Reviewed on the Irish Socialist Network site
Brigadista - an Irishman's Fight Against Fascism is not only about the Spanish Civil War, it is about Bob Doyle's life as a communist, activist and socialist republican. Bob Doyle, aged 90, is the last remaining Irishman to have fought against Franco in the anti-fascist war in Spain, 1936-39. Born in Dublin, after his mother was sent to a ‘mental home’ suffering from post natal depression, he was handed over to nuns for upbringing at the age of five, without contact with his family, who fostered him out to a succession of farming families for cheap slave labour.
He vividly describes the burning of Dublin's Connolly House headquarters of the Revolutionary Workers' Groups (precursor to The Communist Party of Ireland) by a Catholic mob led by priests and gives the reader a real sense of the anti communist hysteria created by the Catholic Church in Ireland in the 1930’s. Under the influence of socialist republican Kit Conway, he joined the IRA and then the left wing Republican Congress. In the early 1930s, he joined other anti-fascist protestors in resisting the Irish fascist 'Blueshirts' led by Eoin O'Duffy. Bob followed Kit Conway to join the Republican side in Spain, where he fought and was captured along with Frank Ryan. Bob and other prisoners were eventually exchanged for Italian prisoners in 1939. After the Second World War, he made frequent trips back to Spain to engage in ‘illegal’ work for the underground left wing and trade union movement.

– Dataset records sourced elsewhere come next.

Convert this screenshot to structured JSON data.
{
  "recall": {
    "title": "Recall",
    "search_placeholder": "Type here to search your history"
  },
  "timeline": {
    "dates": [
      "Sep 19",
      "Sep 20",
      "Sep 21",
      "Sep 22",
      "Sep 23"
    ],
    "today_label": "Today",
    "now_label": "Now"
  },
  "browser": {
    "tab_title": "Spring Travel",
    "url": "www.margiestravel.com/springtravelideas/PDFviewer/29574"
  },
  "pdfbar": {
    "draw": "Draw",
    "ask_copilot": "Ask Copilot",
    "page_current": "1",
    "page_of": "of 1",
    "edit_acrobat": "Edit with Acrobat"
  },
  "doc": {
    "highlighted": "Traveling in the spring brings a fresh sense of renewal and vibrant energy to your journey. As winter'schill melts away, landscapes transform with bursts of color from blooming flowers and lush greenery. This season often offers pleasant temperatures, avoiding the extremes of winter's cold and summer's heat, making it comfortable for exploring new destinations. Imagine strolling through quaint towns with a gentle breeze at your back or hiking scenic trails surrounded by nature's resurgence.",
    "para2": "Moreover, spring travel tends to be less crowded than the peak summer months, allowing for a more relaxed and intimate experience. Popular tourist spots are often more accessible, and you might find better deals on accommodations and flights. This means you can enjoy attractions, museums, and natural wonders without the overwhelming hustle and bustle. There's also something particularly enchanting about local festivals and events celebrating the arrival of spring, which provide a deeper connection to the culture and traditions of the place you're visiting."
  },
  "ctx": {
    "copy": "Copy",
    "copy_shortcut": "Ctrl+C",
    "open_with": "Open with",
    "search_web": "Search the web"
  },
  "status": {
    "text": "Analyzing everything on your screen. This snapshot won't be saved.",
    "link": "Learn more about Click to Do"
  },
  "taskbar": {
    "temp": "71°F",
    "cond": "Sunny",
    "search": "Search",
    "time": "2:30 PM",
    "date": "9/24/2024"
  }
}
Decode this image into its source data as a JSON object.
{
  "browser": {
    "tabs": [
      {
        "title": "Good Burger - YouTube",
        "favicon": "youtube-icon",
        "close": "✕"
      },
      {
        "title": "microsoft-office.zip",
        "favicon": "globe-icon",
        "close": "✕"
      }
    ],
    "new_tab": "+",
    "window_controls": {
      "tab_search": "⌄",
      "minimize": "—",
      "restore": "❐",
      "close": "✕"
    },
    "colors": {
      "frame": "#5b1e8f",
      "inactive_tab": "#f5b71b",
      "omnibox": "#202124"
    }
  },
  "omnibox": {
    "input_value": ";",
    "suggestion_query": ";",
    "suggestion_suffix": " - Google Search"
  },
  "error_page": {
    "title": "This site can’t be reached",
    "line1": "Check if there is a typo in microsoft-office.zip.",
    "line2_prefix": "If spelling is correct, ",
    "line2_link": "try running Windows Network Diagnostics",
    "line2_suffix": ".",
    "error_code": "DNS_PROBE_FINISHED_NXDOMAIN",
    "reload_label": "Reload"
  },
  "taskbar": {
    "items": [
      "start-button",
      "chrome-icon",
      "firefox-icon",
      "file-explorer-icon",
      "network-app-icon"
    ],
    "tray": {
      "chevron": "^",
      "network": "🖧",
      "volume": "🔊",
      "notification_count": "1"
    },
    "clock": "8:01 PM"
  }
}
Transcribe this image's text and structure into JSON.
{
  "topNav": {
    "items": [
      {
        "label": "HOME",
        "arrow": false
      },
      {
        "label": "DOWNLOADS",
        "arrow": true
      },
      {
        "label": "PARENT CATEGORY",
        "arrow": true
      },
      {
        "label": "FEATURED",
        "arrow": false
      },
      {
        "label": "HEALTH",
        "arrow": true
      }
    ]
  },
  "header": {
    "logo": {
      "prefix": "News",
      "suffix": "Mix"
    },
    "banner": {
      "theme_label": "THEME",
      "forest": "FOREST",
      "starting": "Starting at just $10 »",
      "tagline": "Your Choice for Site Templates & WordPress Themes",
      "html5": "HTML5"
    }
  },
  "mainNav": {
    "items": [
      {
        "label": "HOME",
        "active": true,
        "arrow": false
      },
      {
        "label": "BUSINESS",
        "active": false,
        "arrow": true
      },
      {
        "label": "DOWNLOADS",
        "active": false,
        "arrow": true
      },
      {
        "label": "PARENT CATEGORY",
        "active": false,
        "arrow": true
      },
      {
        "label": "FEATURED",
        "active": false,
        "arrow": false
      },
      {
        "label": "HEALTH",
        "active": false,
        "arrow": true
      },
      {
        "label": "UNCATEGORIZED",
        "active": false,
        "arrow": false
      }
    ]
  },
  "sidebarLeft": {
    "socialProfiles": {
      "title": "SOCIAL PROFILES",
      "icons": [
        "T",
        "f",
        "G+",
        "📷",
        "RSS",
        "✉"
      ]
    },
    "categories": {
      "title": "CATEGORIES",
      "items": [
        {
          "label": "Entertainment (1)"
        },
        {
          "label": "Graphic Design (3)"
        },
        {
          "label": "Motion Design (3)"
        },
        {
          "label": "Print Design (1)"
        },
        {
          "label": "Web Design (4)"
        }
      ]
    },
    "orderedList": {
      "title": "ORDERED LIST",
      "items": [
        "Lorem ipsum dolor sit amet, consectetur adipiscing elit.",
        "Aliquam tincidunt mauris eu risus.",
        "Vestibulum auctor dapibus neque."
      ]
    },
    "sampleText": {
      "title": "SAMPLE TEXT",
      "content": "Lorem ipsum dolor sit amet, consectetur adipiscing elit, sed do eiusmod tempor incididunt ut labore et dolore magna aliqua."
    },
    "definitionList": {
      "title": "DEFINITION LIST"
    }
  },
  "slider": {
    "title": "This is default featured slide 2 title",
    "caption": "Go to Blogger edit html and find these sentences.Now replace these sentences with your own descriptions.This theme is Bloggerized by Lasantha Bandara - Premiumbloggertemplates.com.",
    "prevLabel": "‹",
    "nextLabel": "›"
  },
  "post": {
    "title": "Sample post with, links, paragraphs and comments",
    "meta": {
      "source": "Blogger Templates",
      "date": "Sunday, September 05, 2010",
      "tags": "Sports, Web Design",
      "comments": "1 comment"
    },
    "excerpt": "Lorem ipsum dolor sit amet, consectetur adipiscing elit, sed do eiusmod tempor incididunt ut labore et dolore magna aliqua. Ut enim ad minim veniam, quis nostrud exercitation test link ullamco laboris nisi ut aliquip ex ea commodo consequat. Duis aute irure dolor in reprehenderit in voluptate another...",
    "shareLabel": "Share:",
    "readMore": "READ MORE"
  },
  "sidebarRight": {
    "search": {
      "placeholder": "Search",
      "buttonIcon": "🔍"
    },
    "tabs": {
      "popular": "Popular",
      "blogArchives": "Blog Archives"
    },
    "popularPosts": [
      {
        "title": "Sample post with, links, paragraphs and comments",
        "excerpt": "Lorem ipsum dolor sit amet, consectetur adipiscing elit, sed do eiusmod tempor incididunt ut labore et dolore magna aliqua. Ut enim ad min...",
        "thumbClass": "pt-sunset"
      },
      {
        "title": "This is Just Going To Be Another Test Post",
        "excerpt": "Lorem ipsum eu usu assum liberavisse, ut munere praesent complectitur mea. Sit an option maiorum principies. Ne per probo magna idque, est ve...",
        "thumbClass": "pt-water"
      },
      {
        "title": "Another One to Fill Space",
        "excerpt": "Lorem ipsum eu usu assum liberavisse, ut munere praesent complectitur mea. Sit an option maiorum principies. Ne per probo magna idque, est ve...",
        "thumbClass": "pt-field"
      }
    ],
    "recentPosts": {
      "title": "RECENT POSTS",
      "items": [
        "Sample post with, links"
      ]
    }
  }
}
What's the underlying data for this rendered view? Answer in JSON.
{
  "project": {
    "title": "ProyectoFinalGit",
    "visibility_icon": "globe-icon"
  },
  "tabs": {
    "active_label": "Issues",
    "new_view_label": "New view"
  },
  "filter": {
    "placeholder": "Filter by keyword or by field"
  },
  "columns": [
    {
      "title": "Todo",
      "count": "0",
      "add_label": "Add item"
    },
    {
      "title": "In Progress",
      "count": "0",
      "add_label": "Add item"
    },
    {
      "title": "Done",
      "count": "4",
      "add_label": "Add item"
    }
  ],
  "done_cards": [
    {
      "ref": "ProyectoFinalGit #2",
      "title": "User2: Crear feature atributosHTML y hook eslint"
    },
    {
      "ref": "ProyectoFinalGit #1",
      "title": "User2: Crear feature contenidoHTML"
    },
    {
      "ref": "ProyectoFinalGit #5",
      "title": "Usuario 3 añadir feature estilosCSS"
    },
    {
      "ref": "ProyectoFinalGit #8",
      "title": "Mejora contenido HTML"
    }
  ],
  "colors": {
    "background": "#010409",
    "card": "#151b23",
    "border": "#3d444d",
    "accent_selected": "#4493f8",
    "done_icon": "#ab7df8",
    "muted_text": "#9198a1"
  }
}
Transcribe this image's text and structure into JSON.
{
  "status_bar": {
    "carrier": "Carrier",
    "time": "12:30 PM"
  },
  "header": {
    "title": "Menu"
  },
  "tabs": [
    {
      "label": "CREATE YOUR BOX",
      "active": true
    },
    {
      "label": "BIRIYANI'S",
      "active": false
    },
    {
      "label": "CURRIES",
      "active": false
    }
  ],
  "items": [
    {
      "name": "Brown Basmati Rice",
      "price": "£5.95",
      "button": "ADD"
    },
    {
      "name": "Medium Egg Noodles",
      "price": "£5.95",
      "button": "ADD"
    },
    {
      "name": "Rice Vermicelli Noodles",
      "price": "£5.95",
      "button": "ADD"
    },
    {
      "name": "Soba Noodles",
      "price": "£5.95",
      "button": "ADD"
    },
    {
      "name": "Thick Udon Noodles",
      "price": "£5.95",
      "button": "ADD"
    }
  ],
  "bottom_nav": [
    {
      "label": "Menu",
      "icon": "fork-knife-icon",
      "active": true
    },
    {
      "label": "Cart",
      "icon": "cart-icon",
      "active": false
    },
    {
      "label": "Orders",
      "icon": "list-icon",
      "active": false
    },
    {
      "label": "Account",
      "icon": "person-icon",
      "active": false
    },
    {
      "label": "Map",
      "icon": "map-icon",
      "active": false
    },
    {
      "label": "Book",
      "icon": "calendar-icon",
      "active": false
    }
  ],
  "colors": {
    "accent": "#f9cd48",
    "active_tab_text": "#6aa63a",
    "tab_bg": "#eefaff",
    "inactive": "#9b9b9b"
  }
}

The chapters on the Civil War were disappointingly short and they failed to address political questions arising from the positions and actions of communists in relation to both the POUM (independent Marxists) and Anarchists, who were loyal to the Republic but fell foul of the Spanish Government. The POUM are mentioned only once, in an incident when they attempted to disarm his unit. Bob continued as a communist activist after his release and as a committed anti fascist with experiences of fascist prison he would have certainly been ‘at odds’ with the CPGB over the “no to imperialist war” position adopted at the beginning of WWII by the Comintern and fraternal communist parties under Stalin’s direction. But for a vague mention of him supporting Harry Pollitt’s position (Pollitt stood down as CPGB General Secretary in opposition to this decision) this is not elaborated upon in any detail which is unfortunate as many communists found themselves with the same standpoint, so it would have been interesting to discover how, as a communist, he maintained his opposition whilst remaining loyal to the Party.
The latter part of the book outlines Bob’s life in London as a grass-roots communist, trade unionist, Connolly Association member and also his family life there. He comes across as a relentless campaigner willing to risk imprisonment and a number of assaults for his beliefs. A gifted orator, Bob relished the opportunity to address workers at every opportunity. I particularly enjoyed his response to regular hecklers in Hyde Park. When accused of being a communist he would reply, “what do you mean by communist?” after he listened to the hecklers description of communist he would retort, “No, I’m not one of them!”
Anyone reading this book will be inspired to know more about Spain and the anti-fascist struggle that unfolded there. Bob Doyle’s story is a remarkable memoir of an instinctive communist, the struggle for progress and his unfaltering faith in humanity and his lifelong commitment to socialism.